Ensino domiciliar em questão no Brasil
Enviada em 13/04/2020
A padronização da educação
O modo e ensino vem se evoluindo com o tempo, e, atualmente, dividiu-se em dois partidos: ensino presencial e ensino a distância. Os dois métodos possuem seus prós e contras. Porém, o mais complexo é o ensino a distância, pois esse método requer-se muita disciplina e este torna-se uma barreira para a comunicação do aluno com o mundo a fora. Por isso, deve-se estabelecer um plano pedagógico claro em relação à educação domiciliar.

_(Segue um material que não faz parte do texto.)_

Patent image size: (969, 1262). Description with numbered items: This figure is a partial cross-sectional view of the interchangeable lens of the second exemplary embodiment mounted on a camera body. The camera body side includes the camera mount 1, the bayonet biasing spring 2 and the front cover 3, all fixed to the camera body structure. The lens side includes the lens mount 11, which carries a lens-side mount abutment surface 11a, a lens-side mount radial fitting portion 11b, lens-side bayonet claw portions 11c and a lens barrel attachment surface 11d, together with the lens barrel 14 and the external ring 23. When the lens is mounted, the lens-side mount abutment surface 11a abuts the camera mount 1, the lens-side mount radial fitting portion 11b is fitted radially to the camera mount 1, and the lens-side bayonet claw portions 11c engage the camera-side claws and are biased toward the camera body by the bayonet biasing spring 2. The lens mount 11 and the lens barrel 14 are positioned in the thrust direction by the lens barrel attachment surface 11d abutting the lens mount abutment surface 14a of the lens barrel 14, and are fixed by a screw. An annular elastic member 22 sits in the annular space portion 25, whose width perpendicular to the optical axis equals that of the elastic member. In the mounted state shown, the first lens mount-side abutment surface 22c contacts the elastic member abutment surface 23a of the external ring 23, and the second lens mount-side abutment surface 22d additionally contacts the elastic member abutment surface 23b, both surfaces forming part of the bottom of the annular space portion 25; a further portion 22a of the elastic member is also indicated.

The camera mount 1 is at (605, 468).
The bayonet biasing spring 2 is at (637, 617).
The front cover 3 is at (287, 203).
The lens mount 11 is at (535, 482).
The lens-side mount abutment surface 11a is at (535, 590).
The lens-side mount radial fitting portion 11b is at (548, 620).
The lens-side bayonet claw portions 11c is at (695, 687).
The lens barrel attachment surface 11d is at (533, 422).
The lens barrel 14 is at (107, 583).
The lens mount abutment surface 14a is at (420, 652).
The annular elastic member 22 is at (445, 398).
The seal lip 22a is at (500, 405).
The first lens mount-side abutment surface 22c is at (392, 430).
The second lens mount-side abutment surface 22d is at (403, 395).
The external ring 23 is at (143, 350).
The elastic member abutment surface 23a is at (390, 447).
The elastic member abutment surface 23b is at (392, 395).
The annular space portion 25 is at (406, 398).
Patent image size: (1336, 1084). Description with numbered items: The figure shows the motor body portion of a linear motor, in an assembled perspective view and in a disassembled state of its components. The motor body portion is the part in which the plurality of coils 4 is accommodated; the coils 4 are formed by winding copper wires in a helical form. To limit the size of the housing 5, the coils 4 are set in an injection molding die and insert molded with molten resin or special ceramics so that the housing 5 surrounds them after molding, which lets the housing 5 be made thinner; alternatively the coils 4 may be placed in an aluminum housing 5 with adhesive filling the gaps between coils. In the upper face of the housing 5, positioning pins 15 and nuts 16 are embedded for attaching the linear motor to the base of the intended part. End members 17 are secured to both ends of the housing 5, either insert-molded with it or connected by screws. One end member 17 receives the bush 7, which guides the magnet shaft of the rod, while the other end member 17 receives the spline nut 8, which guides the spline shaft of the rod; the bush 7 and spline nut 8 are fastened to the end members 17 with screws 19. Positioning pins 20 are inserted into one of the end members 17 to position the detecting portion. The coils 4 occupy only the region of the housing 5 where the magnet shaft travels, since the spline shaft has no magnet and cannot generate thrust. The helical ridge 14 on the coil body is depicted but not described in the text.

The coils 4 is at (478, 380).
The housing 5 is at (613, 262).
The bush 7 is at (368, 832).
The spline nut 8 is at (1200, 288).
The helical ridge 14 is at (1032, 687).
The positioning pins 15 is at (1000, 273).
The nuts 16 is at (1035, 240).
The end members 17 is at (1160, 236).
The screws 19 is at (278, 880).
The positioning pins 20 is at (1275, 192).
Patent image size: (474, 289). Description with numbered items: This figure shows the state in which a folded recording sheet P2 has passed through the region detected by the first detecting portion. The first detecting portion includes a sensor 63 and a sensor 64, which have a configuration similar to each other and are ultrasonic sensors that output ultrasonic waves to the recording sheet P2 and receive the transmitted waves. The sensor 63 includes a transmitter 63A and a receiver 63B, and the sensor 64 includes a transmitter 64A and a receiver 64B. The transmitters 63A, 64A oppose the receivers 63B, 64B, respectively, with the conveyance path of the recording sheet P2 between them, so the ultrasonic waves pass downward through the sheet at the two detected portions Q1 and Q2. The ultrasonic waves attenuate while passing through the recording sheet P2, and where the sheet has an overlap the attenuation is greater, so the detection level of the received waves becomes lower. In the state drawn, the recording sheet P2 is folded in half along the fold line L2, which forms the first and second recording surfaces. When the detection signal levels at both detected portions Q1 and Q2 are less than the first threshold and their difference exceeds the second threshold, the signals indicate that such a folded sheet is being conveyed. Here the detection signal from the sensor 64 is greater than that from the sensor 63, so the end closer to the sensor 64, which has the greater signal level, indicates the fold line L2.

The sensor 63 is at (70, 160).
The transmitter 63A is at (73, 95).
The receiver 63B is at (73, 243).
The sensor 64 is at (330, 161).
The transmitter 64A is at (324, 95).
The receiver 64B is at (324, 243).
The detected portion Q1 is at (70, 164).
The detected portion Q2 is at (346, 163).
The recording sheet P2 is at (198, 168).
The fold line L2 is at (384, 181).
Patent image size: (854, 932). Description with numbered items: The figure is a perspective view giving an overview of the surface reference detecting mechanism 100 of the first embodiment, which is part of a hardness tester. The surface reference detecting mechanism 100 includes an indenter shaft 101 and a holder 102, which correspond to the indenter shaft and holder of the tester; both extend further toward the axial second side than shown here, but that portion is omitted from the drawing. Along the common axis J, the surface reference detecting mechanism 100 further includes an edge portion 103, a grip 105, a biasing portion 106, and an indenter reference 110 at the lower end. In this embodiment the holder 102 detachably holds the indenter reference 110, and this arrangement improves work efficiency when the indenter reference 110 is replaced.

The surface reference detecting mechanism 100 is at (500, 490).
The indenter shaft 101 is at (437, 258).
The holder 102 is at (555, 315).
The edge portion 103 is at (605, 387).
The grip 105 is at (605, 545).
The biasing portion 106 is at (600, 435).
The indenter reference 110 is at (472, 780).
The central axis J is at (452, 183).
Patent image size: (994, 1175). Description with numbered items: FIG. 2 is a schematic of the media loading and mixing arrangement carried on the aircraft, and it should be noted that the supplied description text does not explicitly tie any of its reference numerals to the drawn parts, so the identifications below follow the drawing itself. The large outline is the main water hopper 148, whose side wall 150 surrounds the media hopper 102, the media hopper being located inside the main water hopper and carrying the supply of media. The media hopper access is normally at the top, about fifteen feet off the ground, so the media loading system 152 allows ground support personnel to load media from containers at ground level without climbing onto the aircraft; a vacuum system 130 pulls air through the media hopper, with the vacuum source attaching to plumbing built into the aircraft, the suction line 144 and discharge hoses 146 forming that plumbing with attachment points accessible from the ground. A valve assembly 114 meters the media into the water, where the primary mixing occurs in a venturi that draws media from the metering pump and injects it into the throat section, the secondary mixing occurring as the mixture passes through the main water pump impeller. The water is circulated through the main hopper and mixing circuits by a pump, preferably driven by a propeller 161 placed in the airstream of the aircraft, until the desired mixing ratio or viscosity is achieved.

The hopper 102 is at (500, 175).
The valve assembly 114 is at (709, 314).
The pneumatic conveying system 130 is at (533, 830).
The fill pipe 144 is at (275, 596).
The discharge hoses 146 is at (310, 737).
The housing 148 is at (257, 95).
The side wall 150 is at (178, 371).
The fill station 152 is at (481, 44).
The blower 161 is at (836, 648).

Quando falamos sobre ensino em casa, muitas vezes, causam conflitos. Pois, no Brasil, não se tem uma padronização do ensino que garanta a qualidade de aprendizagem em casa seja melhor ou igual ao das escolas. Porque, muitas lições que aprendemos são ensinadas indiretamente no ambiente do colégio e esse ambiente não é possível de ser reproduzidas no domicílio. Por exemplo, como comunicar-se apropriadamente com pessoas, e como resolver os problemas sem ajuda dos pais, que são essenciais para evitar a exclusão social que Zygmunt Bauman dizia. Logo, vários elementos proporcionados pela escola, não são possíveis de serem totalmente sintetizada em casa.
Certamente, outro problema que sobe à tona, em relação à educação domiciliar é: como saber se as avaliações das matérias são verídicas ou não, e como garantir que não há fraude de diplomas. No entanto, o ensino domiciliar possui seus pontos positivos. Tal como, ela oferece um aprendizado mais personalizado, ou seja, o aluno consegue entender a matéria no seu ritmo. Desse modo, a probabilidade do estudante ter uma base de ensino muito boa é alta. Sendo fundamental para o posterior aprofundamento. Já que, o homem não é nada além daquilo que a educação fez ele, como dizia Immanuel Kant.
Portanto, o Ministério da Educação deve criar um plano pedagógico que garanta uma padronização do ensino domiciliar, como obrigando esse alunos a participarem de eventos para praticar a comunicação entre as pessoas e criar exames nacionais para todas as séries escolares para que todos os que têm educação domiciliar possam provar que estão estudando. Assim, pode-se garantir que a educação domiciliar e das escolas tenham a mesma qualidade.